Ensemble Method — Boosting

Ali Mahzoon
5 min readJul 6, 2021

Boosting (Originally called hypothesis boosting) refers to any ensemble method that can combine several weak learners and their mistakes into a strong learner.

The general idea of most boosting methods is to train predictors sequentially, each trying to correct its predecessor. There are many boosting methods available, but by far the most popular ones are AdaBoost (short for Adaptive Boosting) and Gradient Boosting.

Bagging VS. Boosting

In the picture below the single model is a decision tree and you just have one model train on your data and that’s it.

With Bagging, we are training a lot of different trees separately and then we aggregate their outputs (Voting method or Majority class method)

But in Boosting as we can see, we are going to run data through a single model (Decision Tree) and take the output from the model and then retrain our model over and over again based on the output of our previous model and this is why it is a sequential model training.

Single, Bagging, and Boosting

Boosting Models

- Boosting is a statistical framework where the objective is to minimize the loss of the model by adding weak learners using a gradient descent-like procedure.

- This allows different loss functions to be used, expanding the technique beyond binary classification problems to support regression, multi-class classification, and more.

Boosted algorithms exist for trees and are also a general procedure other classifiers can perform. For example, the default for AdaBoost is Decision Trees but we can change it and instantiate another model like KNN.

AdaBoost — Intuition

The intuition of AdaBoost specifically is: you tell me what did not work and I focus more on those misclassified points.

As we can see in the following picture (Top-Bottom, Left to Right), the default is a decision tree with a max depth of one. So, you only get one split. After the split, we can see we have 3 misclassified points (2 Minuses and one Plus). What it is going to do for the next model is to weigh these points higher so that your next model is going to focus on those misclassified points and retrain your classifiers again and as we can see we now have 3 Minuses as misclassified points and our previous misclassified points classified correctly. This classifier is going to keep repeating this process over and over again just refocusing on any misclassified points many times and then you can aggregate results.

How AdaBoost works?

AdaBoost is an ensemble method used to solve classification problems.

1- Initialize the weight of each of the observations

2- Fit a base classifier like a decision tree

3- Use that classifier to make predictions on the training set.

4- Increase the relative weight of the instances that were misclassified

5- Train another classifier using the updated weight

6- Aggregate all of the classifiers into one, weighting them by their accuracy

Note: the first classifier is trained using a random subset of the overall training set.
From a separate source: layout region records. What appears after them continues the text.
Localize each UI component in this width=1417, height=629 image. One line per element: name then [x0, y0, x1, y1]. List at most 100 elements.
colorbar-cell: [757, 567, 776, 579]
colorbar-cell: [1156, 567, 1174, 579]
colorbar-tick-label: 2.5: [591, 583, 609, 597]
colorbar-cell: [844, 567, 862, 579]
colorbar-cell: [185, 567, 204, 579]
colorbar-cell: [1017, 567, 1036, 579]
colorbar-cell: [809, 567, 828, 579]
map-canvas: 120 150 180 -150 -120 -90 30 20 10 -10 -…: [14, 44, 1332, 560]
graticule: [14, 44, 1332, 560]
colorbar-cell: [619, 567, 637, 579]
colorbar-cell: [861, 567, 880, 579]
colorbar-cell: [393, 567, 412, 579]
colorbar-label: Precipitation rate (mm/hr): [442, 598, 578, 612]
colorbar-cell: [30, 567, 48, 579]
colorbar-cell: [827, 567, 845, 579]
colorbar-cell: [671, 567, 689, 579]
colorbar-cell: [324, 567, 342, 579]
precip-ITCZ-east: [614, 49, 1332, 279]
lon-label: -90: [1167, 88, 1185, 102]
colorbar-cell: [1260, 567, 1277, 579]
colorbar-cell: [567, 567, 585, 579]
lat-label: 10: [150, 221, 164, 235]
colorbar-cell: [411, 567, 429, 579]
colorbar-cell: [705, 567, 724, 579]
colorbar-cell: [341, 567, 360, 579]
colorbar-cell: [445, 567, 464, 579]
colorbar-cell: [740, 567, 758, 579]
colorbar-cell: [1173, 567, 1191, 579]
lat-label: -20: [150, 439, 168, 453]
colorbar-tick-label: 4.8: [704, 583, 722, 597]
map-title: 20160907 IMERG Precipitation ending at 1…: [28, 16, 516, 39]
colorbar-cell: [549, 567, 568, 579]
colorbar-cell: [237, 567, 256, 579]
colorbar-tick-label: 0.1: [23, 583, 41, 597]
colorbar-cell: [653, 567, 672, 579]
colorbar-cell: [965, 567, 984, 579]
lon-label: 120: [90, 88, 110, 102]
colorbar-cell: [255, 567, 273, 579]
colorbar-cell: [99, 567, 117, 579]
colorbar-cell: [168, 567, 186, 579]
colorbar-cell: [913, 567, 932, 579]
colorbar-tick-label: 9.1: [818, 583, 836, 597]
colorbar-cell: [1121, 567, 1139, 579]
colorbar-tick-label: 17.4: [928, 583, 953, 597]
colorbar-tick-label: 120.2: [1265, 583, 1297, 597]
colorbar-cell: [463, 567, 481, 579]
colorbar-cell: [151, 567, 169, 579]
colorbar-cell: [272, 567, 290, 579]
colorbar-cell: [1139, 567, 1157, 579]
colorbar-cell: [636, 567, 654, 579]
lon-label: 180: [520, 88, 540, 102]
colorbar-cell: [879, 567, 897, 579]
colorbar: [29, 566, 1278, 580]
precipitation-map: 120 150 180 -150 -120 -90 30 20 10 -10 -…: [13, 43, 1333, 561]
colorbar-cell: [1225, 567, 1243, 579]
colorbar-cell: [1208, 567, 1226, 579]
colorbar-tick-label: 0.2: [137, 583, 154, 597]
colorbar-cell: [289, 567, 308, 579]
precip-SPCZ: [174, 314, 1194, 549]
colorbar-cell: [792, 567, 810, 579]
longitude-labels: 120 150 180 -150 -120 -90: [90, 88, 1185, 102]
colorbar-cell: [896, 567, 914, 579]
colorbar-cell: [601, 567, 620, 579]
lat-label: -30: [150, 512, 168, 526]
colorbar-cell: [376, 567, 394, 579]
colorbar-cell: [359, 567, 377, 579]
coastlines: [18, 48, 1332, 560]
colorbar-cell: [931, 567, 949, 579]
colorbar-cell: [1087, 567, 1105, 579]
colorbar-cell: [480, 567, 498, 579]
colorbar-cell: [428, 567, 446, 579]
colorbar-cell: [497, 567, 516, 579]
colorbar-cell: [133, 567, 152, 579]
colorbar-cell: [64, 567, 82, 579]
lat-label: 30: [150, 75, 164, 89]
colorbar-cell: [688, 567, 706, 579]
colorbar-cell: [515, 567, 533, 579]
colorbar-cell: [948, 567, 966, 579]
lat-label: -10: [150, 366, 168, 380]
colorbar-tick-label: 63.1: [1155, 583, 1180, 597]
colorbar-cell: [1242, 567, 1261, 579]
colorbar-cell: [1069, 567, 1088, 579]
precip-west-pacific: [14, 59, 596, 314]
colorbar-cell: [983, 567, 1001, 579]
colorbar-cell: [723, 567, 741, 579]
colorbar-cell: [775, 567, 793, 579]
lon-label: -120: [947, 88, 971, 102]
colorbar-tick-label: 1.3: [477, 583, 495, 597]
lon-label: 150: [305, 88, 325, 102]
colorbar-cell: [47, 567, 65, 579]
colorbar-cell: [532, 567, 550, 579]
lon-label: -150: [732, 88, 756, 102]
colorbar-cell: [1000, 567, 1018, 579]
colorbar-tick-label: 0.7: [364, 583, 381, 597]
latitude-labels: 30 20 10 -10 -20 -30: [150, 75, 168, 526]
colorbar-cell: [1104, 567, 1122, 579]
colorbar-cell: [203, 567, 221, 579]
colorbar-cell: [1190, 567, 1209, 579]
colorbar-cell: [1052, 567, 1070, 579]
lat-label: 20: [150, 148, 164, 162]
Misclassified item is assigned a higher weight so that it appears in the training subset of next classifier with higher probability.

Data Preparation for AdaBoost

This section lists some heuristics for best preparing your data for AdaBoost.

- Quality Data: Because the ensemble method continues to attempt to correct misclassifications in the training data, you need to be careful that the training data is of high quality. (No incorrect raw Data!)

- Outliers: outliers will force the ensemble down the rabbit hole of working to correct for unrealistic cases. These could be removed from the training dataset.

-Noisy Data: Noisy data, specifical noise in the output variable can be problematic. If possible, attempt to isolate and clean these from your training dataset.

AdaBoost Summary

AdaBoost sequentially trains classifiers.

Tries to improve the classifier by looking at the misclassified instances.

The algorithm weighs misclassified instances more so they are more likely to be included in the training data subset.

Each classifier is weighted based on its accuracy and then all are aggregated to create the final classifier.

Does not perform well on very noisy data or data with outliers.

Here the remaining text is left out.